The 2nd costimulatory step can be mediated by either stimulatory or inhibitors ligand pairs known as immune checkpoints.

Question 46

Outline how CTLA4 works as an immune checkpoint inhibitor against melanoma.

Answer 46

TLA4 is a negative regulator of T cell activation which blocks antibodies when bound to Fc receptor on antigen presenting cells.
This promotes antibody-dependant cellular cytotoxicity.
A-CTLA4 can bind to CTLA4 on the surface of the T regulatory cells and prevent them from counter-regulating the CD28-mediated co-stimulatory pathways that are playing a role in T cell activation.

A-CTLA4 can also promote T cell responses by blocking CTLA4 on the surface of conventional T cells as they undergo activation.

Question 47

What is the purpose of melanin in the body?

Answer 47

Skin pigmentation

Question 48

What are some possible results caused by mutations in. the MC1R melanin receptor?

Answer 48

Altered signalling and melanin production.

Some mutations within this receptor mean that no eumelanin is produced. This is often the case in individuals with red hair.

Question 49

What are the 3 types of UV radiation?

Answer 49

UVA
UVB
UVC

Question 50

Can UVC penetrate the epidermis?

Answer 50

No, it is blocked by the ozone layer.

Question 51

Can UVB penetrate the epidermis? If so, where up to ?

Answer 51

Yes, up to the desmosomes

Question 52

Can UVA penetrate the epidermis and if so, where up to?

Answer 52

UVA can penetrate the whole epidermis, up to the basal lamina.

Question 53

What is the main difference between the way UVA and UVB cause melanoma.

Answer 53

UVB causes direct DNA damage.

UVA causes indirect DNA damage.

Question 54

What does each of the categories in the ABDE screening system mean?

Answer 54

A = Symmetry
B = Border
C = Colour
D = Diameter
E = Evolving

Question 55

Which progression stage of melanoma indicates metastasis?

Answer 55

Vertical growth phase - invasion deeper into the dermis which is associated with metastasis.

Question 56

Outline the effect of a mutation within the P14ARF tumour suppressor protein at the CDKN2A locus.

Answer 56

P14ARF which regulates the P53 checkpoints.

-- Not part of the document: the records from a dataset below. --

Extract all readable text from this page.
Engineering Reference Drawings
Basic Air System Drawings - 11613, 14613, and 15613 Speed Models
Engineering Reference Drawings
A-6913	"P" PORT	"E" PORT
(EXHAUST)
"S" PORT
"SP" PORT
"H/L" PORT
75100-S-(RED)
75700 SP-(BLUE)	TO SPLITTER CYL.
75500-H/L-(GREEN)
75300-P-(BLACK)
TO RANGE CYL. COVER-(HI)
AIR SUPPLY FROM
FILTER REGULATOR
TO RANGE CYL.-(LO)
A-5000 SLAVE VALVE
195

Regulates HDM2 which is a negative regulator of p53

P53 locked into inactive state

Cannot respond properly to DNA damage

DNA damage and genomic instability acrues

This allows melanocyte transformation to develop

Question 57

What affects the likelihood of an individual to develop resistance to a BRAF inhibitor ?

Answer 57

If PTEN is wild type, it is unlikely that you will develop resistance to the BRAF inhibitor. If it is wiltype, and is therefore mutated, the individual is likely to have resistance to BRAF inhibitors.

Question 58

How does the antibody drug against PD1 work? (Outline)

Answer 58

Antibody drug to prevent PD1 mediated de-acativation of activated T cells. Also, upregulated the T cell response against the tumour, killing the tumour.